The Heating Pad

A Flashback Friday Presentation

When we had the stunning black double-pawed Smidgen as our cat, she was always very businesslike about how the sleeping arrangements were ordered. If my wife was at work, she slept between my ankles, either above or under the covers. She insisted my hygienic standards were deficient, so I’d often wake up to a pink tongue cleaning me. Besides, I needed to get up to feed her and the dog.

She used another ritual if my wife, Mom, was at home. My wife, a night shift nurse, has popsicle toes. So she would often use a heating pad to warm her feet. Smidgen discovered very early that the heating pad was about as long as she was stretched out. She understood that although Dad had purchased it at Christmas for mom ( a selfish act to be sure!), It was meant for her. At first, she was willing to share. I’d walk through the bedroom and observe Smidge and Mom cuddled comfortably together. That escalated the day that I discovered her stretched out upon the pad when my wife was at work. The look she gave me was pure “if you love me, you’ll turn it on.” No deal.
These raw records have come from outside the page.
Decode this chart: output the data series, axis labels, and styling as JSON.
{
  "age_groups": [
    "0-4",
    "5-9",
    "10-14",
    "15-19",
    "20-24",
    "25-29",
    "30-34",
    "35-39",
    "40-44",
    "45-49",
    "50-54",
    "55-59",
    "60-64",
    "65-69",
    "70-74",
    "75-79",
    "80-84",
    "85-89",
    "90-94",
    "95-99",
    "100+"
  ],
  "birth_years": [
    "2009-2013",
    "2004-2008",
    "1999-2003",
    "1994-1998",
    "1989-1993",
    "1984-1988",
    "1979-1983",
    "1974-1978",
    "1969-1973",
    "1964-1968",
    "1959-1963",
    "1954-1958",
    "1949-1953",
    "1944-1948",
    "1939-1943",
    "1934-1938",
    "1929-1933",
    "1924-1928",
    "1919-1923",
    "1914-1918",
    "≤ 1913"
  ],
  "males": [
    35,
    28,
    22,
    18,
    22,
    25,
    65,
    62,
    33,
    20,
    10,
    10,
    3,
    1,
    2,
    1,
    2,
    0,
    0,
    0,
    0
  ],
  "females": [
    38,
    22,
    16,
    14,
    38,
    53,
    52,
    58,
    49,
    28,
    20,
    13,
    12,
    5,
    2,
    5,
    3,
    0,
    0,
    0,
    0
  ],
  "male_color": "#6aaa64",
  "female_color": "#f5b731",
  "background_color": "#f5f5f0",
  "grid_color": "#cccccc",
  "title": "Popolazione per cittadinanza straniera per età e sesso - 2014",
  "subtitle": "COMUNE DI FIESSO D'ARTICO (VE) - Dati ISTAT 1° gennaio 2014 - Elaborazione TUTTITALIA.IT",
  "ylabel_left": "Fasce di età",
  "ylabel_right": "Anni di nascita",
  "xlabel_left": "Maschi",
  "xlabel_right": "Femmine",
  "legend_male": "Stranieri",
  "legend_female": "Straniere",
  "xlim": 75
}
Smidge had an alternative source of warmth. I had an old-fashioned flatbed scanner. The lamp in it produced enough heat to warm a small room in the winter. And when I worked at the computer, she would lie on it to supervise me. To me, it looked a lot like she was sleeping. But I was diplomatic; she was double-pawed, and that means double the claws.
As lovely as the scanner was, she coveted the heating pad. She began to monitor when my wife would go to sleep. She would then wait until my wife was soundly sleeping and get into bed for a cuddle. Gradually the cuddle turned into her arching her back with claws dug into the covers. She was gently pushing my wife toward the edge of the bed. As she pushed, she claimed more of the bed and heating pad. Over months the little brat became more and more aggressive.

At last real victory was hers. I entered the bedroom, and Smidgen was stretched across the bed’s width and in full possession of the heating pad. My wife huddled on the edge of the bed, holding on to the final inches of mattress.
Locking her out did no good. She’d somehow take those big double paws to the knob, suspend herself and twist the knob open. When I showed up to scoot her off the bed, there was a display of innocence. That cat could have won an Academy Award for her acting. Didn’t I know that it was her heating pad – part of the Divine Rights of Cats, guaranteed in the Consitution? She needed it; how could I deny her?

The next Christmas, my wife received an electric blanket. I had supposed the war for the bed to be over with room for both of them. But she turned up her nose at the blanket. She outrightly refused to sleep on the bed if it was on. She retreated to the flatbed scanner with ill-concealed distaste.
The issue seemed settled until the electric blanket failed one night, and the heating pad came out of storage. A victorious Smidgen strolled slowly into the bedroom to assume her proper place on the bed. The message seemed to be – never attempt to thwart a cat in her pursuit of pleasure.